Definition: If $$A$$ and $$B$$ are events, then the probability of A given B, written $$Pr(A|B)$$ is given by $Pr(A|B) := \frac{Pr(A \cap B)}{Pr(B)}$ Note that $$Pr(A|B)$$ is only defined if $$Pr(B) \neq 0$$.

Intuitively, $$Pr(A|B)$$ is the probability of $$A$$ in a new sample space created by restricting our attention to the subset of the sample space where $$B$$ occurs. We divide by $$Pr(B)$$ so that $$Pr(B|B) = 1$$.

Note: $$A|B$$ is not defined, only $$Pr(A|B)$$; this is an abuse of notation, but is standard.

## Probability trees

Using conditional probability, we can draw a tree to help discover the probabilities of various events. Each branch of the tree partitions part of the sample space into smaller parts.

For example: suppose that it rains with probability 30%. Suppose that when it rains, I bring my umbrella 3/4 of the time, while if it is not raining, I bring my umbrella with probability 1/10. Given that I bring my umbrella, what is the probability that it is raining?

One way to model this problem is with the sample space

$S = \{raining (r), not raining (nr)\} \times \{umbrella (u), no umbrella (nu)\} = \{(r,u), (nr,u), (r,nu), (nr,nu)\}$

Let $$R$$ be the event "it is raining". Then $$R = \{(r,u), (r,nu)\}$$. Let $$U$$ be the event "I bring my umbrella". Then $$U = \{(r,u), (nr,u)\}$$.

The problem tells us that $$Pr(R) = 3/10$$. It also states that $$Pr(U|R) = 3/4$$ while $$Pr(U|\bar{R}) = 1/10$$. We can use the following fact:

Fact: $$Pr(\bar{A}|B) = 1 - Pr(A|B)$$. Proof left as exercise.

to conclude that $$Pr(\bar{U}|R) = 1/4$$ and $$Pr(\bar{U}|\bar{R}) = 9/10$$.

We can draw a tree: Probability tree (LaTeX source)

We can compute the probabilities of the events at the leaves by multiplying along the paths.
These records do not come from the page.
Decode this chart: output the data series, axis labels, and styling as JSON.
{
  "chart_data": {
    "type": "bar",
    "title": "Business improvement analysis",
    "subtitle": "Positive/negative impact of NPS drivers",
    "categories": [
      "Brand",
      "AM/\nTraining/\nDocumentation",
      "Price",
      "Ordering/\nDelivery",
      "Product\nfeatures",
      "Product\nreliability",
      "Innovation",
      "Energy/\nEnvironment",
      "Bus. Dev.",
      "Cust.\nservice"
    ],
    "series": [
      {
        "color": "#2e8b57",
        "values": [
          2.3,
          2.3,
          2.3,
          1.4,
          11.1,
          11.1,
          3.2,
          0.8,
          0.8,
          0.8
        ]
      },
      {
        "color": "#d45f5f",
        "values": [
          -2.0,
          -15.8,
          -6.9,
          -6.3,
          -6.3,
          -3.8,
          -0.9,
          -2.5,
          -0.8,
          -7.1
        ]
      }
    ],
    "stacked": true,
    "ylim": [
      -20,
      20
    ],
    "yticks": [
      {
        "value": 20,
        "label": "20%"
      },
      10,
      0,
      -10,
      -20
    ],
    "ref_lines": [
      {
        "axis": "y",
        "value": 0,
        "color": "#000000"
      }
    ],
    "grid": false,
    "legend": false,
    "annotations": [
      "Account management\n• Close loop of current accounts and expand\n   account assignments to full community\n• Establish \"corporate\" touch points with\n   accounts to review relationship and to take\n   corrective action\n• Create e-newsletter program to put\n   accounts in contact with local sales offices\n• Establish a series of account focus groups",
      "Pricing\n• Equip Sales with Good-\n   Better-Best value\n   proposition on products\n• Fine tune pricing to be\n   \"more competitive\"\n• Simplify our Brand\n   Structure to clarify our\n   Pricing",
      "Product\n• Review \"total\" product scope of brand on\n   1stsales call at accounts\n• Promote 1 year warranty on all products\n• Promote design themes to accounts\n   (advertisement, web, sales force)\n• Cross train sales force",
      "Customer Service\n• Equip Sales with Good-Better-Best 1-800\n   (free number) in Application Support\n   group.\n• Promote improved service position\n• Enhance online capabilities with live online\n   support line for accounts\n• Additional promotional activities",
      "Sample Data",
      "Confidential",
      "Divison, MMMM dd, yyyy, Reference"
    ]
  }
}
For example, $Pr(\{(r,u)\}) = Pr(U \cap R) = Pr(R)Pr(U | R) = (3/10)(3/4) = (9/40)$

To answer our question, we are interested in $$Pr(R|U) = Pr(U \cap R)/Pr(U)$$. We know $$U = \{(u,r), (u,nr)\}$$. We can compute $$Pr(U)$$ using the third axiom; $$Pr(U) = Pr(\{(u,r)\}) + Pr(\{(u,nr)\}) = (3/10)(3/4) + (7/10)(1/10)$$. We can then plug this in to the above formula to find $$Pr(R|U)$$.

Note we could also answer this using Bayes's rule and the law of total probability (see below); it would amount to exactly the same calculation. The tree just helps organize all of the variables.

## Bayes's Rule

Bayes's rule is a simple way to compute $$P(A|B)$$ from $$P(B|A)$$.

Claim: (Bayes's rule): $$P(A|B) = P(B|A)P(A)/P(B)$$.

Proof: Write down the definitions; proof left as exercise.

## Law of total probability

Claim: (law of total probability) If $$A_1, \dots, A_n$$ partition the sample space $$S$$ (that is, if $$A_i \cap A_j = \emptyset$$ for $$i \neq j$$ and $$S = \cup A_i$$), then

$Pr(B) = \sum_{i} Pr(B|A_i)Pr(A_i)$

Proof sketch: Write $$B = \cup_{i} (B \cap A_i)$$. Apply third axiom to conclude $$Pr(B) = \sum_{i} Pr(B \cap A_i)$$. Apply definition of $$Pr(B | A_i)$$.